Attackers and Resources

In order to effectively adapt/prepare for attackers you need to define what or who your attacker(s) is(are). The security industry has a very attacker oriented mindset therefore it is usually easy to define across different programs. In security awareness, for example, the attackers are social engineers that target users. Even though I have narrowed down the attacker to one group in each example I recognize it is not always this simple. In nature, organisms do not have a single attacker they are protecting against but instead fall prey to a wide variety of dangers. Instead of running ragged by adapting to all of them an organism focuses on the main ones that provide the most danger to their survival. The same should occur when applying this to security. Find your main attacker(s) and begin by focusing on adapting to them rather than all possibilities.

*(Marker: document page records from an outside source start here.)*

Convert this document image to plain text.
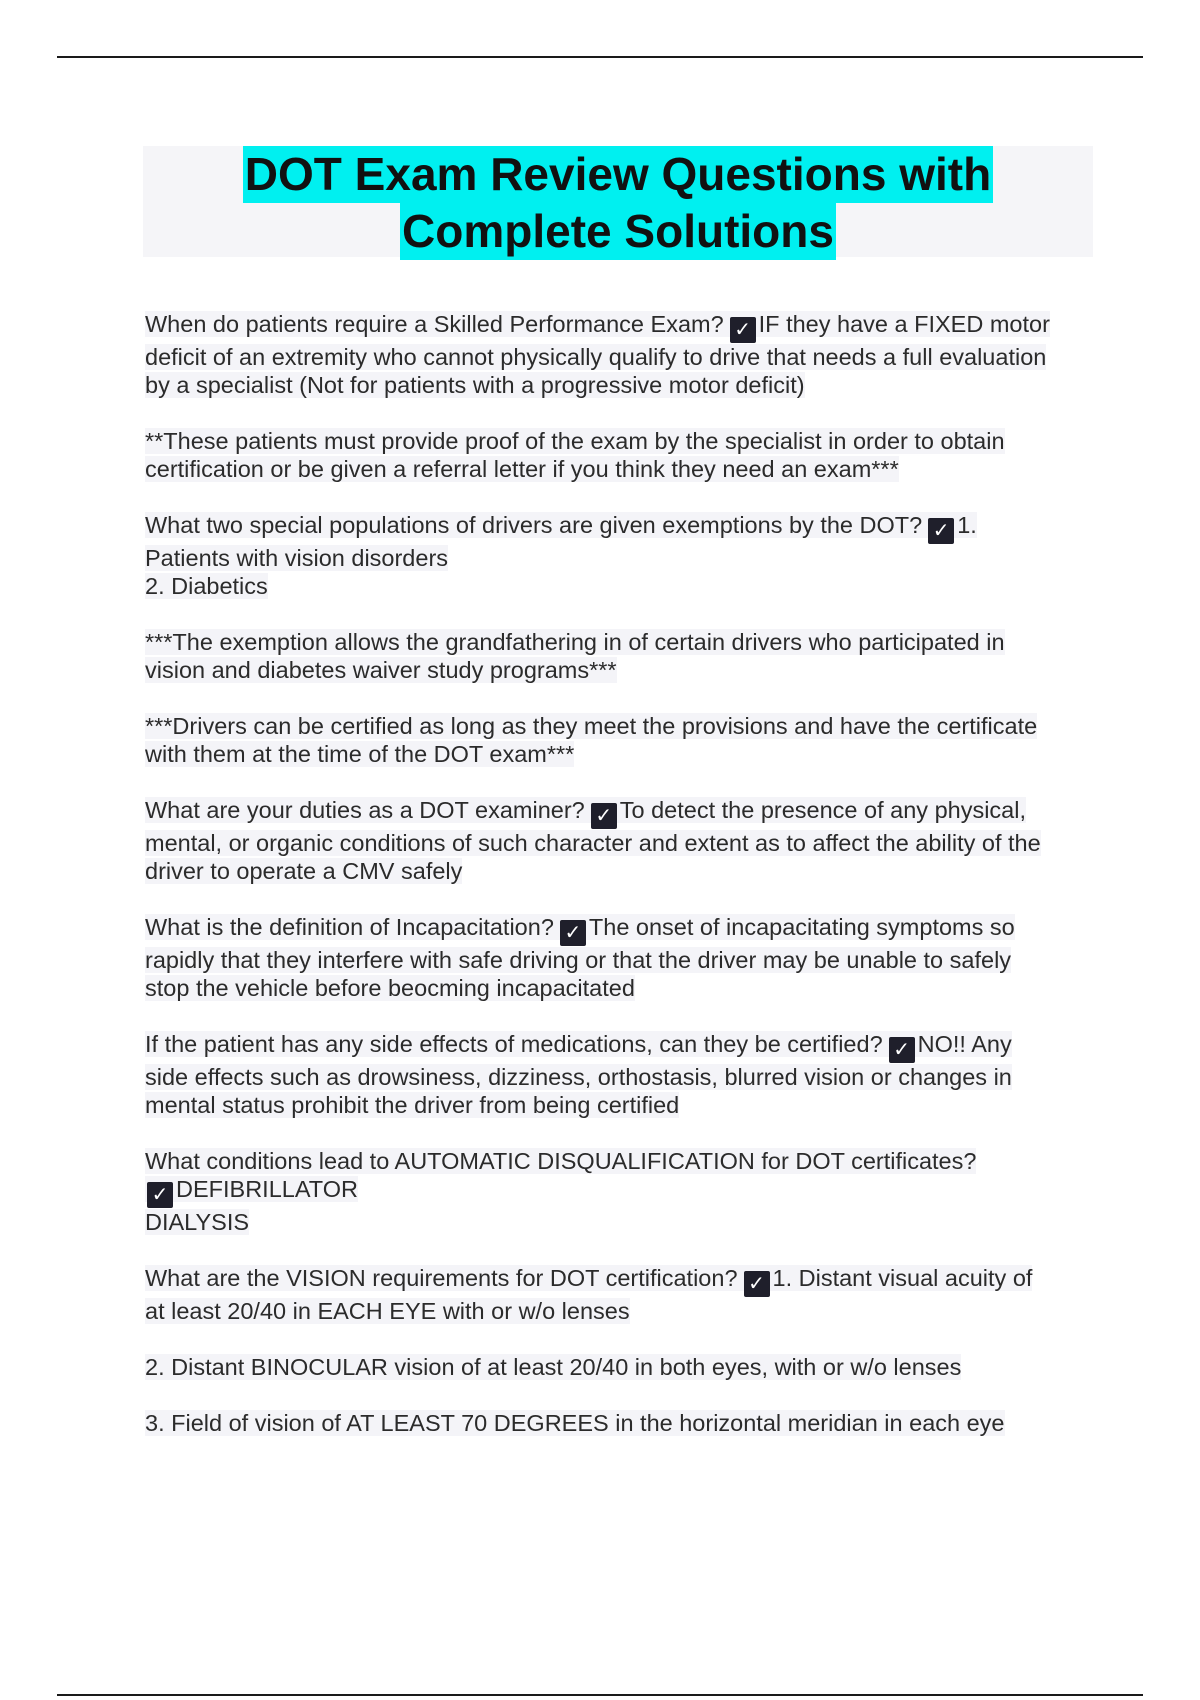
DOT Exam Review Questions with
Complete Solutions
When do patients require a Skilled Performance Exam? ✓ IF they have a FIXED motor
deficit of an extremity who cannot physically qualify to drive that needs a full evaluation
by a specialist (Not for patients with a progressive motor deficit)
**These patients must provide proof of the exam by the specialist in order to obtain
certification or be given a referral letter if you think they need an exam***
What two special populations of drivers are given exemptions by the DOT? ✓ 1.
Patients with vision disorders
2. Diabetics
***The exemption allows the grandfathering in of certain drivers who participated in
vision and diabetes waiver study programs***
***Drivers can be certified as long as they meet the provisions and have the certificate
with them at the time of the DOT exam***
What are your duties as a DOT examiner? ✓ To detect the presence of any physical,
mental, or organic conditions of such character and extent as to affect the ability of the
driver to operate a CMV safely
What is the definition of Incapacitation? ✓ The onset of incapacitating symptoms so
rapidly that they interfere with safe driving or that the driver may be unable to safely
stop the vehicle before beocming incapacitated
If the patient has any side effects of medications, can they be certified? ✓ NO!! Any
side effects such as drowsiness, dizziness, orthostasis, blurred vision or changes in
mental status prohibit the driver from being certified
What conditions lead to AUTOMATIC DISQUALIFICATION for DOT certificates?
✓ DEFIBRILLATOR
DIALYSIS
What are the VISION requirements for DOT certification? ✓ 1. Distant visual acuity of
at least 20/40 in EACH EYE with or w/o lenses
2. Distant BINOCULAR vision of at least 20/40 in both eyes, with or w/o lenses
3. Field of vision of AT LEAST 70 DEGREES in the horizontal meridian in each eye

Defining required resources can be much more difficult. If you asked someone in an IT department what their required resource was to survive the answer would probably depend on what their job function was. If you go high enough up in the organization, you might even hear that the whole purpose is to make the company money, therefore, the required resource for an IT groups’ survival is money. This is where defining resources can get tricky. While the ultimate goal of every system in a business is the sustainability of the enterprise as a whole, your goal, as well as required resources within security has to be specific to your program. The goal of a pride of lions is to perpetuate the species therefore they need the appropriate balance of males and females, as well as enough food and water to keep the pride alive. On the other hand the goals and required resources of each individual lion is different. A mother lioness’ main required resource is food for her young -which easily parallels the goal of the overall pride- while an alpha male may kill another lions cubs to ensure that only his genes are passed on possibly hurting the longevity of the pride if he can not produce viable male offspring. In this case the goal of the overall group is not the same as the individual. Another reason that defining ‘required resource’ can be so tricky is because many security programs have not traditionally focused on this area but instead put all efforts in fighting attackers. For example, what is the required resource that a security awareness program needs to survive? Is it money? People? Time? I have thought about this for a while and am not totally sure. 

While challenges do exist in defining ‘attackers’ and ‘resources’ once you have been able to identify each then you can start to evaluate how your program is currently adapting to each. As long as you create a program that is constantly addressing these two things your chances of survival- reaching your security objectives- are significantly higher.